Supporting young people at risk of exclusion – initiative launches
The programme is designed to allow Duke’s to provide that specialist support on site, while maintaining a high level of academic learning.
A large number of London schools put forward projects in the hope of attracting funding, but Duke’s was one of just eight schools to be granted funding – through the London Community Foundation.
And today Duke’s became the first of those eight schools to launch their programme.
At the core of Aldridge school culture is that we do all in our power to avoid exclusions and seek to leave no one behind. The starting point for this programme is that Duke’s is an inclusive school where a permanent exclusion is an action of the absolute last resort.
NOVO, the School Within A School (SWS) initiative is based in a classroom within the academy where the students follow the SWS timetable that is built around the core subjects and is then supplemented with focused mentoring sessions, both in groups and one-to-one meetings. The students study English, maths, science art and music, as well as also receiving coaching and mentoring from highly skilled support staff and outside agencies who specialise in helping children build confidence, self-awareness and raise self-esteem.
The first cohort is starting their six-week programme today, which will complete with a graduation on the last day before the Christmas break. Initially students are from years 8 and 9, but the programme will extend out to years 7 and 10 in future.
Speaking at an event to mark the opening in the academy, Principal Monica Duncan and SWS Manager Mark Franklin emphasised that NOVO is not a “special unit”. but a programme that takes places within classrooms in the school.

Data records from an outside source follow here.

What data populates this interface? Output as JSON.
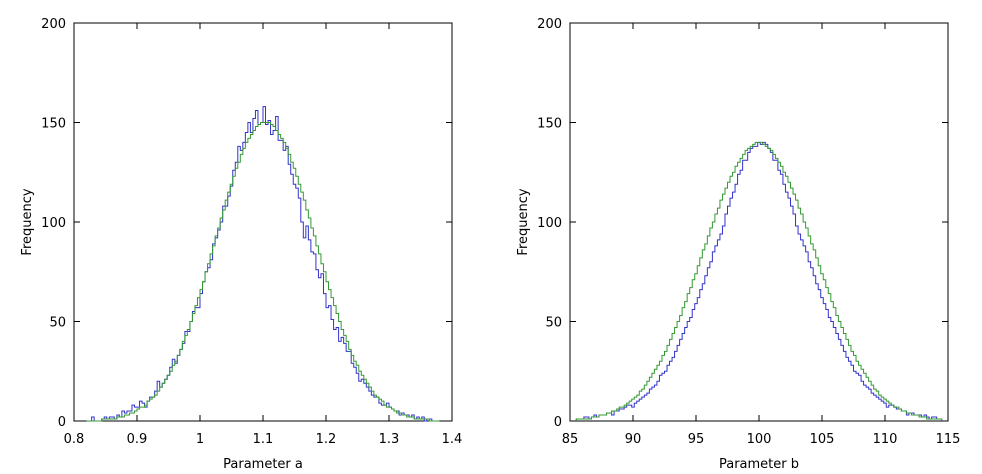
{
  "chart_data": [
    {
      "type": "histogram",
      "xlabel": "Parameter a",
      "ylabel": "Frequency",
      "xlim": [
        0.8,
        1.4
      ],
      "ylim": [
        0,
        200
      ],
      "xticks": [
        "0.8",
        "0.9",
        "1",
        "1.1",
        "1.2",
        "1.3",
        "1.4"
      ],
      "yticks": [
        "0",
        "50",
        "100",
        "150",
        "200"
      ],
      "grid": false,
      "bin_range": [
        0.82,
        1.38
      ],
      "bin_count": 140,
      "series": [
        {
          "style": "histogram-step",
          "color": "#3333cc",
          "values": [
            0,
            0,
            2,
            0,
            0,
            0,
            1,
            2,
            1,
            2,
            2,
            1,
            3,
            2,
            5,
            4,
            5,
            5,
            8,
            7,
            7,
            10,
            9,
            7,
            10,
            12,
            12,
            15,
            20,
            17,
            19,
            21,
            23,
            27,
            31,
            29,
            33,
            36,
            39,
            45,
            45,
            50,
            55,
            57,
            57,
            64,
            70,
            75,
            77,
            81,
            89,
            92,
            96,
            100,
            108,
            108,
            113,
            118,
            126,
            130,
            138,
            136,
            140,
            145,
            150,
            145,
            152,
            156,
            149,
            150,
            158,
            149,
            151,
            144,
            146,
            153,
            141,
            141,
            136,
            138,
            129,
            124,
            119,
            117,
            112,
            100,
            92,
            98,
            91,
            85,
            84,
            76,
            72,
            74,
            64,
            57,
            58,
            51,
            46,
            47,
            40,
            42,
            39,
            35,
            35,
            29,
            27,
            24,
            20,
            21,
            19,
            17,
            15,
            13,
            12,
            12,
            9,
            8,
            8,
            9,
            7,
            6,
            5,
            5,
            3,
            4,
            3,
            3,
            2,
            3,
            1,
            2,
            1,
            2,
            0,
            1,
            1,
            0,
            0,
            0
          ]
        },
        {
          "style": "fitted-step",
          "color": "#339933",
          "values": [
            0,
            0,
            0,
            0,
            0,
            0,
            1,
            1,
            1,
            1,
            1,
            1,
            2,
            2,
            2,
            3,
            3,
            4,
            4,
            5,
            6,
            7,
            7,
            8,
            10,
            11,
            12,
            13,
            15,
            17,
            19,
            21,
            23,
            25,
            28,
            30,
            33,
            36,
            40,
            43,
            46,
            50,
            54,
            58,
            62,
            66,
            70,
            75,
            79,
            84,
            88,
            93,
            97,
            102,
            106,
            111,
            115,
            119,
            123,
            127,
            130,
            134,
            137,
            140,
            142,
            144,
            146,
            148,
            149,
            150,
            150,
            150,
            150,
            149,
            148,
            146,
            144,
            142,
            140,
            137,
            134,
            130,
            127,
            123,
            119,
            115,
            111,
            106,
            102,
            97,
            93,
            88,
            84,
            79,
            75,
            70,
            66,
            62,
            58,
            54,
            50,
            46,
            43,
            40,
            36,
            33,
            30,
            28,
            25,
            23,
            21,
            19,
            17,
            15,
            13,
            12,
            11,
            10,
            8,
            7,
            7,
            6,
            5,
            4,
            4,
            3,
            3,
            2,
            2,
            2,
            1,
            1,
            1,
            1,
            1,
            1,
            0,
            0,
            0,
            0
          ]
        }
      ]
    },
    {
      "type": "histogram",
      "xlabel": "Parameter b",
      "ylabel": "Frequency",
      "xlim": [
        85,
        115
      ],
      "ylim": [
        0,
        200
      ],
      "xticks": [
        "85",
        "90",
        "95",
        "100",
        "105",
        "110",
        "115"
      ],
      "yticks": [
        "0",
        "50",
        "100",
        "150",
        "200"
      ],
      "grid": false,
      "bin_range": [
        85.5,
        114.5
      ],
      "bin_count": 145,
      "series": [
        {
          "style": "histogram-step",
          "color": "#3333cc",
          "values": [
            1,
            1,
            1,
            2,
            2,
            1,
            2,
            3,
            2,
            3,
            3,
            3,
            4,
            4,
            3,
            5,
            5,
            6,
            6,
            7,
            8,
            8,
            7,
            9,
            10,
            11,
            12,
            13,
            14,
            16,
            17,
            18,
            20,
            23,
            24,
            25,
            28,
            30,
            32,
            35,
            38,
            41,
            44,
            47,
            50,
            52,
            56,
            59,
            62,
            66,
            69,
            73,
            77,
            80,
            85,
            88,
            91,
            94,
            98,
            104,
            108,
            112,
            115,
            119,
            124,
            126,
            131,
            131,
            135,
            137,
            138,
            138,
            140,
            139,
            140,
            139,
            137,
            135,
            131,
            131,
            126,
            124,
            119,
            115,
            112,
            108,
            104,
            98,
            94,
            91,
            88,
            85,
            80,
            77,
            73,
            69,
            66,
            62,
            59,
            56,
            52,
            50,
            47,
            44,
            41,
            38,
            35,
            32,
            30,
            28,
            25,
            24,
            23,
            20,
            18,
            17,
            16,
            14,
            13,
            12,
            11,
            10,
            9,
            7,
            8,
            8,
            7,
            6,
            6,
            5,
            5,
            3,
            4,
            4,
            3,
            3,
            3,
            2,
            3,
            2,
            1,
            2,
            2,
            1,
            1
          ]
        },
        {
          "style": "fitted-step",
          "color": "#339933",
          "values": [
            1,
            1,
            1,
            1,
            1,
            1,
            2,
            2,
            2,
            3,
            3,
            3,
            4,
            4,
            5,
            5,
            6,
            7,
            7,
            8,
            9,
            10,
            11,
            12,
            13,
            15,
            16,
            18,
            20,
            22,
            24,
            26,
            28,
            30,
            33,
            35,
            38,
            41,
            44,
            47,
            50,
            53,
            57,
            60,
            64,
            67,
            71,
            74,
            78,
            82,
            86,
            89,
            93,
            97,
            100,
            104,
            107,
            111,
            114,
            117,
            120,
            123,
            125,
            128,
            130,
            132,
            134,
            136,
            137,
            138,
            139,
            140,
            140,
            140,
            139,
            138,
            137,
            136,
            134,
            132,
            130,
            128,
            125,
            123,
            120,
            117,
            114,
            111,
            107,
            104,
            100,
            97,
            93,
            89,
            86,
            82,
            78,
            74,
            71,
            67,
            64,
            60,
            57,
            53,
            50,
            47,
            44,
            41,
            38,
            35,
            33,
            30,
            28,
            26,
            24,
            22,
            20,
            18,
            16,
            15,
            13,
            12,
            11,
            10,
            9,
            8,
            7,
            7,
            6,
            5,
            5,
            4,
            4,
            3,
            3,
            3,
            2,
            2,
            2,
            1,
            1,
            1,
            1,
            1,
            1
          ]
        }
      ]
    }
  ]
}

Students on the programme don’t lose classroom habits and return to their normal classes after graduating from the programme, but with the continued support of the SWS staff.
NOVO aims to help those students who are the most vulnerable and most likely to be at risk of exclusion, providing a positive intervention targeted at young people in a variety of circumstances such as going through a phase of negative behaviour and/or is finding some aspects of school challenging or frustrating.

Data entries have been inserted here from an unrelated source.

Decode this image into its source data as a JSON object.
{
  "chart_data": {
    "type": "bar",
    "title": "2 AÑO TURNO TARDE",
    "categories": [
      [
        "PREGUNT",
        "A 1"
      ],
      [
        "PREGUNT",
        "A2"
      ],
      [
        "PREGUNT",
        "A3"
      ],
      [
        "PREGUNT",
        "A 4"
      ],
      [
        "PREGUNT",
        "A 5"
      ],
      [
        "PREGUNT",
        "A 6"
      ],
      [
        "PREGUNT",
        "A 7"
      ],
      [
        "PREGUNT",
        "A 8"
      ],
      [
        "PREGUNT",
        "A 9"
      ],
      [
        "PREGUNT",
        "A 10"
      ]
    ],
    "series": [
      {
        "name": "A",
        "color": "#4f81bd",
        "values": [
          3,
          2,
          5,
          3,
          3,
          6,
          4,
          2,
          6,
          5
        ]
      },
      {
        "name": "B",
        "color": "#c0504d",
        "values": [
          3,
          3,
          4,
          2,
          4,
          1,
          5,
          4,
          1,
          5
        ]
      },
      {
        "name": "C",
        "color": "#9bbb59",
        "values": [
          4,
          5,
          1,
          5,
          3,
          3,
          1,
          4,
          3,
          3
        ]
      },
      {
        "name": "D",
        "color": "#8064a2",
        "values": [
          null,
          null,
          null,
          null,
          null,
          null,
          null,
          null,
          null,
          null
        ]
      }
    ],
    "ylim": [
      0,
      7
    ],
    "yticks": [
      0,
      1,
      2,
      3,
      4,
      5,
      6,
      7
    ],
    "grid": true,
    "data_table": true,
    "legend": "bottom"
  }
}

The outcome for individual students will be building confidence and self-awareness, raising self-esteem and learning strategies or techniques to manage themselves better in the classroom and around the school. Our aim is that they will remain engaged in education and on the road to fulfilling their potential.

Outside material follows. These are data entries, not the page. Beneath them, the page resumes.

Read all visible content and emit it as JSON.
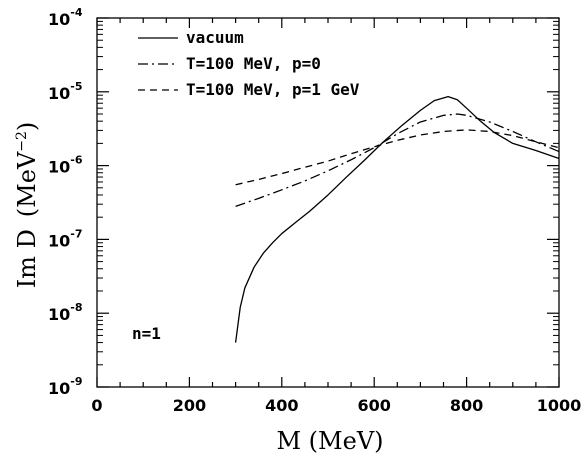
{
  "chart_data": {
    "type": "line",
    "xlabel": "M (MeV)",
    "ylabel": {
      "base": "Im D",
      "unit_open": "(MeV",
      "unit_exp": "−2",
      "unit_close": ")"
    },
    "xlim": [
      0,
      1000
    ],
    "ylim": [
      1e-09,
      0.0001
    ],
    "yscale": "log",
    "grid": false,
    "legend_position": "top-left",
    "x_ticks": [
      "0",
      "200",
      "400",
      "600",
      "800",
      "1000"
    ],
    "y_ticks": [
      {
        "base": "10",
        "exp": "-9"
      },
      {
        "base": "10",
        "exp": "-8"
      },
      {
        "base": "10",
        "exp": "-7"
      },
      {
        "base": "10",
        "exp": "-6"
      },
      {
        "base": "10",
        "exp": "-5"
      },
      {
        "base": "10",
        "exp": "-4"
      }
    ],
    "annotation": "n=1",
    "series": [
      {
        "name": "vacuum",
        "style": "solid",
        "x": [
          300,
          310,
          320,
          340,
          360,
          380,
          400,
          430,
          460,
          500,
          540,
          580,
          620,
          660,
          700,
          730,
          760,
          780,
          800,
          830,
          860,
          900,
          950,
          1000
        ],
        "y": [
          4e-09,
          1.2e-08,
          2.2e-08,
          4.2e-08,
          6.5e-08,
          9e-08,
          1.2e-07,
          1.7e-07,
          2.4e-07,
          4e-07,
          7e-07,
          1.2e-06,
          2.1e-06,
          3.5e-06,
          5.6e-06,
          7.6e-06,
          8.6e-06,
          7.8e-06,
          6e-06,
          4e-06,
          2.8e-06,
          2e-06,
          1.6e-06,
          1.25e-06
        ]
      },
      {
        "name": "T=100 MeV, p=0",
        "style": "dashdot",
        "x": [
          300,
          350,
          400,
          450,
          500,
          550,
          600,
          650,
          700,
          750,
          780,
          800,
          850,
          900,
          950,
          1000
        ],
        "y": [
          2.8e-07,
          3.6e-07,
          4.7e-07,
          6.2e-07,
          8.5e-07,
          1.2e-06,
          1.75e-06,
          2.7e-06,
          3.9e-06,
          4.8e-06,
          5e-06,
          4.8e-06,
          3.9e-06,
          2.9e-06,
          2.1e-06,
          1.55e-06
        ]
      },
      {
        "name": "T=100 MeV, p=1 GeV",
        "style": "dashed",
        "x": [
          300,
          350,
          400,
          450,
          500,
          550,
          600,
          650,
          700,
          750,
          800,
          850,
          900,
          950,
          1000
        ],
        "y": [
          5.5e-07,
          6.5e-07,
          7.8e-07,
          9.5e-07,
          1.15e-06,
          1.45e-06,
          1.8e-06,
          2.2e-06,
          2.6e-06,
          2.9e-06,
          3.05e-06,
          2.9e-06,
          2.55e-06,
          2.1e-06,
          1.75e-06
        ]
      }
    ]
  }
}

Foundation chair Sir Rod Aldridge joined the event by video link to thank the London Community Foundation and the Evening Standard for their support and to wish the first students every success. He urged them to
Make the most of this valuable opportunity and be proud of your achievement when you graduate in 6-weeks time.
Year 9 student Vondale Mullings then gave a students-eye perspective on the programme:
What I do like about the SWS is that we will still see our friends as we are still in the same bubble. We will have our core subjects and also focused mentoring sessions. In addition, we will have to complete a Music and Art project. Tuesdays will be special as Mr Franklin will be taking us to a Farm…I am so looking forward to this.
In the past I have had many ups and downs and currently struggle to manage my anger and I feel SWS is going to be an amazing supportive program to help me in managing my emotions. I do believe with all my heart that SWS will be a place where I feel safe and will be able to express myself and my feelings.
A goal I would like to achieve during this program is to learn different ways to control my anger my so that I won’t get into any difficult situations with other students and my teachers. I know that I am in a good school where teachers care about me. At the end of the 6 weeks I can see myself as a mature teenage male who has now learnt to control his anger and can now understand and embrace our Year 9 motto which is ‘whatever the mind conceives, it will achieve with perseverance.
Foundation CEO Shona Nichols led the cutting of the ribbon. Shona said: “I’m delighted to have this opportunity to shine a light on people who have had the vision, passion and determination to get this high-quality programme off the ground. A programme which will ensure that vulnerable children at risk of exclusion are fully supported and that incidents of exclusion are reduced.”
Shona praised the Duke’s team for developing the programme to be fully reflective of the needs of the students and of their community, and for getting the programme up and running so swiftly in these challenging times.
Bringing Novo to life has been a real collaboration between the school, Aldridge Education and the Aldridge Foundation. Its is now down to you, the students, to fully embrace this opportunity. Find your own brilliance. Aim high, and truly fulfil your potential.